- Directed by: Agradoot
- Written by: Tarasankar Bandyopadhyay
- Screenplay by: Gouriprasanna Majumder (Lyrics also) and Hindi Dialogues - Pandit Bhusan
- Based on: Bipasha novel by Tarashankar Bandopadhyay
- Starring: Uttam Kumar Suchitra Sen
- Cinematography: Bijoy Ghosh, Bibhuti Laha
- Edited by: Baidyanath Chatterjee
- Music by: Robin Chatterjee
- Production company: Chitra Prayojok
- Distributed by: Chandimata Films Private Limited
- Release date: 1 January 1962;
- Running time: 133 minutes
- Country: India
- Language: Bengali

= Bipasha (film) =

1962 film

Bipasha is a 1962 Indian Bengali-language drama film starring Uttam Kumar and Suchitra Sen. and directed by Agradoot. The film is based on a novel titled Bipasha by Sri Tarashankar Bandyopadhay.The story fleetingly describes the horror of riots in West Pakistan during the time of Partition of India.

It is one of the many hit films in which Uttam Kumar and Suchitra Sen worked as a pair. The other cast members included Chhabi Biswas, Chhaya Devi, Pahari Sanyal, Jiben Bose and Tulsi Chakrabarti.

==Plot==
The storyline unfolds when Dibyendu Chattopadhyay (Uttam Kumar) the young engineer meets Bipasha Bhattacharya (Suchitra Sen) in today's Maithon. Their acquaintance soon reaches a stage when the young couple decide to get married. However, on the night of her marriage to Dibyendu the latter fails to turn up due to a message sent to him by his uncle.

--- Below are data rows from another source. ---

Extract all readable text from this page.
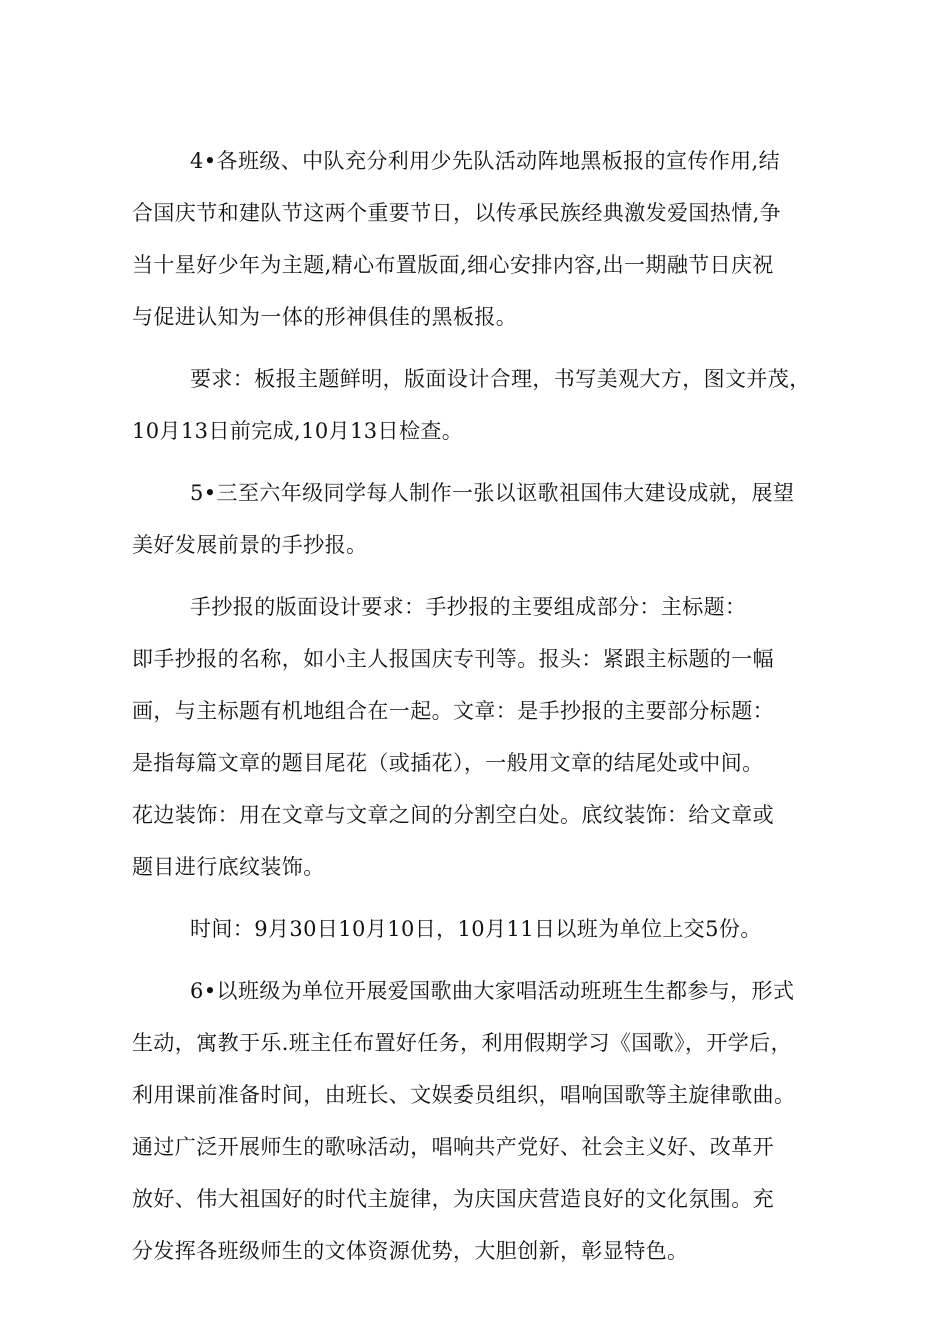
4•各班级、中队充分利用少先队活动阵地黑板报的宣传作用,结
合国庆节和建队节这两个重要节日，以传承民族经典激发爱国热情,争
当十星好少年为主题,精心布置版面,细心安排内容,出一期融节日庆祝
与促进认知为一体的形神俱佳的黑板报。
要求：板报主题鲜明，版面设计合理，书写美观大方，图文并茂，
10月13日前完成,10月13日检查。
5•三至六年级同学每人制作一张以讴歌祖国伟大建设成就，展望
美好发展前景的手抄报。
手抄报的版面设计要求：手抄报的主要组成部分：主标题：
即手抄报的名称，如小主人报国庆专刊等。报头：紧跟主标题的一幅
画，与主标题有机地组合在一起。文章：是手抄报的主要部分标题：
是指每篇文章的题目尾花（或插花），一般用文章的结尾处或中间。
花边装饰：用在文章与文章之间的分割空白处。底纹装饰：给文章或
题目进行底纹装饰。
时间：9月30日10月10日，10月11日以班为单位上交5份。
6•以班级为单位开展爱国歌曲大家唱活动班班生生都参与，形式
生动，寓教于乐.班主任布置好任务，利用假期学习《国歌》，开学后，
利用课前准备时间，由班长、文娱委员组织，唱响国歌等主旋律歌曲。
通过广泛开展师生的歌咏活动，唱响共产党好、社会主义好、改革开
放好、伟大祖国好的时代主旋律，为庆国庆营造良好的文化氛围。充
分发挥各班级师生的文体资源优势，大胆创新，彰显特色。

Bipasha finds out Dibyendu's uncle and tracks him to Allahabad. Bipasha later finds that there were allegations against the moral character of Dibyendu's mother (Chhaya Devi).

The film revolves around the story of redemption of honour of Dibyendu's mother's in the eyes of society. It became known by the end of the film that Dibyendu's father (Chhabi Biswas) had been in an affair with and thereafter married an English girl. To save himself from being imprisoned for bigamy, he alleged that his wife (Dibyendu's mother) was unfaithful, and refused to acknowledge his own son (Dibyendu) as legitimate.

==Cast==
- Uttam Kumar as Dibyendu Chattopadhyay
- Suchitra Sen as Bipasha Bhattacharya
- Chhabi Biswas as Swamiji alias Dibyendu's father
- Chhaya Debi as Dibyendu's mother
- Nitish Mukherjee as Maternal Uncle to Dibyendu
- Pahari Sanyal as Barrister, a friend of Dibyendu's father
- Tulsi Chakrabarti as Paan Shop Owner
- Jiben Bose as Dibyendu's co-worker and a friend
- Lily Chakravarty as Jashoda, Bipasha's classmate and friend
- Kamal Mitra as Hardayal Singh

==Production==
For this role Mrs. Sen got the payment of rupees one lakh and became the highest paid actor/actress in Bengali cinema at that time, while Uttam Kumar got the payment of rupees eighty thousands. After this film Mrs. Sen permanently fixed her salary of one lakh.

==Soundtrack==

Songs
| No. | Title | Playback | Length |
|---|---|---|---|
| 1. | "Ami Swapne Tomay" | Sandhya Mukherjee | 3:17 |
| 2. | "Klantir Path" | Sandhya Mukherjee | 3:10 |
| 3. | "Rajani Pohalo" | Sandhya Mukherjee | 3:02 |
| Total length: |  |  | 9:29 |

==Reception==
This film become blockbuster hit and ran over 80 days in theaters and this is one of the biggest hit of Uttam Suchitra pair. The film become highest grossing Bengali film in 1962. In an article honoring the actors 35 years after Uttam Kumar's death, The Indian Express wrote "Suchitra Sen, Uttam Kumar heralded the golden era of Bengali cinema", and listed Bipasha as among their most popular films. The Telegraph listed it among the duo's "string of memorable hits", and when speaking the two as box office draws, The Pioneer listed at as among their biggest hits.